Oops – ’twas a link to a disambiguation page.
I’ve fixed it to link to commutativity, which was the intention. Thanks!
—Nils von Barth (nbarth) (talk) 01:22, 3 December 2009 (UTC)Reply

Choose an eigenbasis

The theorem by Frobenius is not stated clearly in the text. Moreover, I presume this needs additional hypotheses: what if one of the matrix does not admit an eigenbasis (see Jordan form)?--Fph 09:51, 3 March 2010 (UTC) —Preceding unsigned comment added by Fph (talkcontribs)

Unitarily triangulizable?

The article currently says commuting complex matrices are unitarily simultaneously triangularizable. This is nonsense since general complex matrices are not unitarily triangularizable in the first place (and they always commute with themselves).

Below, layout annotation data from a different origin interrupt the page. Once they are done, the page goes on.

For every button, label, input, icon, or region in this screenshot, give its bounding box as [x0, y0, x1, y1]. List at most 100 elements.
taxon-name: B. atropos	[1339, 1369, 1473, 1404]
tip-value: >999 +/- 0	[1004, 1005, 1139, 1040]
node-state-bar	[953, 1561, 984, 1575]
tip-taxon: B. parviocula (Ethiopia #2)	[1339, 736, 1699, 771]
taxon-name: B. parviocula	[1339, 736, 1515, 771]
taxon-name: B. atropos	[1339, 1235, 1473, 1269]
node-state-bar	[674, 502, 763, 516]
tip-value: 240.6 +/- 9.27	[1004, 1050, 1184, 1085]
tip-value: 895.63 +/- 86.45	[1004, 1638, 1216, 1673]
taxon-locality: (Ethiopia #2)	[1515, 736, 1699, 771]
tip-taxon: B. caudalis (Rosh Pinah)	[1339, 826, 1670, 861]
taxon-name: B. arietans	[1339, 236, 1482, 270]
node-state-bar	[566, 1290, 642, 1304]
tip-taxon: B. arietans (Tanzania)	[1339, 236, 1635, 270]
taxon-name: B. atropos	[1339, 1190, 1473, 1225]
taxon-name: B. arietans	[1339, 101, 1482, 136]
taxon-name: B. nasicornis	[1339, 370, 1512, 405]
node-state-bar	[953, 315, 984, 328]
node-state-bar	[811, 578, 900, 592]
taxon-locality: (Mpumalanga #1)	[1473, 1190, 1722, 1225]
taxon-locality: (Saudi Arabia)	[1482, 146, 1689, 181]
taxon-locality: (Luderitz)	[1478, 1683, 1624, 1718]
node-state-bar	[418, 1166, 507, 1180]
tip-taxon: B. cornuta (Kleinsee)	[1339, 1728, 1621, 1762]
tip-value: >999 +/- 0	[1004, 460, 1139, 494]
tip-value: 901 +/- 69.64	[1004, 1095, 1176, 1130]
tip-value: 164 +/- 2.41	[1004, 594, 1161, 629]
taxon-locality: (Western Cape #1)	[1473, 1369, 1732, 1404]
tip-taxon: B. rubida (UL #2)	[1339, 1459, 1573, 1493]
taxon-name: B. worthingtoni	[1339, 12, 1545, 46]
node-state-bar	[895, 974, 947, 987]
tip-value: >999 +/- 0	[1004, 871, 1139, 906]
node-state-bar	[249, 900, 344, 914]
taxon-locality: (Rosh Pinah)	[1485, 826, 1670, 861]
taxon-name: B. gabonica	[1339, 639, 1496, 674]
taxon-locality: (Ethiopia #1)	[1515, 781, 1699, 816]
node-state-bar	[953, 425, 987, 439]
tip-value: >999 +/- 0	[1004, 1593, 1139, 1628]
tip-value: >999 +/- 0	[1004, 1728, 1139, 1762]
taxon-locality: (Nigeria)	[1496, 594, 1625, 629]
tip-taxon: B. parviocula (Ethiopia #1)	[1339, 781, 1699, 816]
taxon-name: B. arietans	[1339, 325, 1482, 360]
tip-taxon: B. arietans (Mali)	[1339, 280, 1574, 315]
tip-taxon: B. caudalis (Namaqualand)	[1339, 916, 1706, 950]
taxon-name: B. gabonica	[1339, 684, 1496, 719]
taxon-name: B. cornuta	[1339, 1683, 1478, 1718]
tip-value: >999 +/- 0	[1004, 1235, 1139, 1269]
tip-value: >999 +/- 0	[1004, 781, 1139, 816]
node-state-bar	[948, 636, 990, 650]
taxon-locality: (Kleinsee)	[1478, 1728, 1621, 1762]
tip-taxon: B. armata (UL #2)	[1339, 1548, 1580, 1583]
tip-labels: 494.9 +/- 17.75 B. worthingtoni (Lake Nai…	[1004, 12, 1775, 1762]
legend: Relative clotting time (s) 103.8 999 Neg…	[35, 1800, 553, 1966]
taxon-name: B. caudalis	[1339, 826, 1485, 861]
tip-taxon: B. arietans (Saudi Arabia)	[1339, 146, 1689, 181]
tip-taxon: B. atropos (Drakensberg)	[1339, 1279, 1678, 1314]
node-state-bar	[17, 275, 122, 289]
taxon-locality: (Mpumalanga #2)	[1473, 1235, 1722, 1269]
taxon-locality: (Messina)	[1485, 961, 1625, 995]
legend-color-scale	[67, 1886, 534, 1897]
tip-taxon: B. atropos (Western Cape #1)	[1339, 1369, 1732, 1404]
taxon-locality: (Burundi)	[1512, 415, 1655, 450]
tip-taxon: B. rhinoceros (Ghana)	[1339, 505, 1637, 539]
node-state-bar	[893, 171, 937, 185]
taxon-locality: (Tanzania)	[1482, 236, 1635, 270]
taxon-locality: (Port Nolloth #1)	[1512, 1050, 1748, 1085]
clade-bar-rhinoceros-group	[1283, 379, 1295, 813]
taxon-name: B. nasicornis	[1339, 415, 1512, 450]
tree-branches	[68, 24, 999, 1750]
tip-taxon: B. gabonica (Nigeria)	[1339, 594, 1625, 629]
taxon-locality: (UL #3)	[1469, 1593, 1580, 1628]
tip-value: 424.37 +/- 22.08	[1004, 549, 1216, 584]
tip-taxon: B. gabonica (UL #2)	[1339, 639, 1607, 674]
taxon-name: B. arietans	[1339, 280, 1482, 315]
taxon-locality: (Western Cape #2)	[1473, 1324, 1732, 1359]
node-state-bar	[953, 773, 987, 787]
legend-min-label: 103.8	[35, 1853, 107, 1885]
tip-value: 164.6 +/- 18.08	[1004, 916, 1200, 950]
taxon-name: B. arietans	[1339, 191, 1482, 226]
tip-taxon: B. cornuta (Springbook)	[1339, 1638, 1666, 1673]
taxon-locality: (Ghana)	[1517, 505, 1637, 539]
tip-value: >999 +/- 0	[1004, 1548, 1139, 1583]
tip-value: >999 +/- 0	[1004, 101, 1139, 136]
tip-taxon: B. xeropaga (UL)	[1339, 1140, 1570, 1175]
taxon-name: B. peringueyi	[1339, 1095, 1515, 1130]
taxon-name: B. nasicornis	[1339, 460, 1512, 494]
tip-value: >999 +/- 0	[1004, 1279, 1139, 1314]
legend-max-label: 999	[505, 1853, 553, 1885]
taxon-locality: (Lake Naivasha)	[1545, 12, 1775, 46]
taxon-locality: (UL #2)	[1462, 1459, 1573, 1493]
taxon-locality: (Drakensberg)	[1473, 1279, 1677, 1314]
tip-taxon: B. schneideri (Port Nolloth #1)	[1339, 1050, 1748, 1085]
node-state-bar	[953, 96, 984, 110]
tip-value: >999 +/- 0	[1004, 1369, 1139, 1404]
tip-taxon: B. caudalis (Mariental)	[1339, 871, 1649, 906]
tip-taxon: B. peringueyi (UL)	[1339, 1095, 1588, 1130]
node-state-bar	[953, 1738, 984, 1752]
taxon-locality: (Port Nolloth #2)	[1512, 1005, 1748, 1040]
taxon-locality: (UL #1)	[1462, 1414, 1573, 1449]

I'm removing this silly sentence. Also it said that if of two commuting matrices just one is diagonalisable then so it the other, in contradiction to what the Jordan-Chevalley decompostion says; I've corrected that as well. While I'm at it, I'll refine the statement of when the centraliser of A is C[A] to the better description of having equal minimal and characteristic polynomial.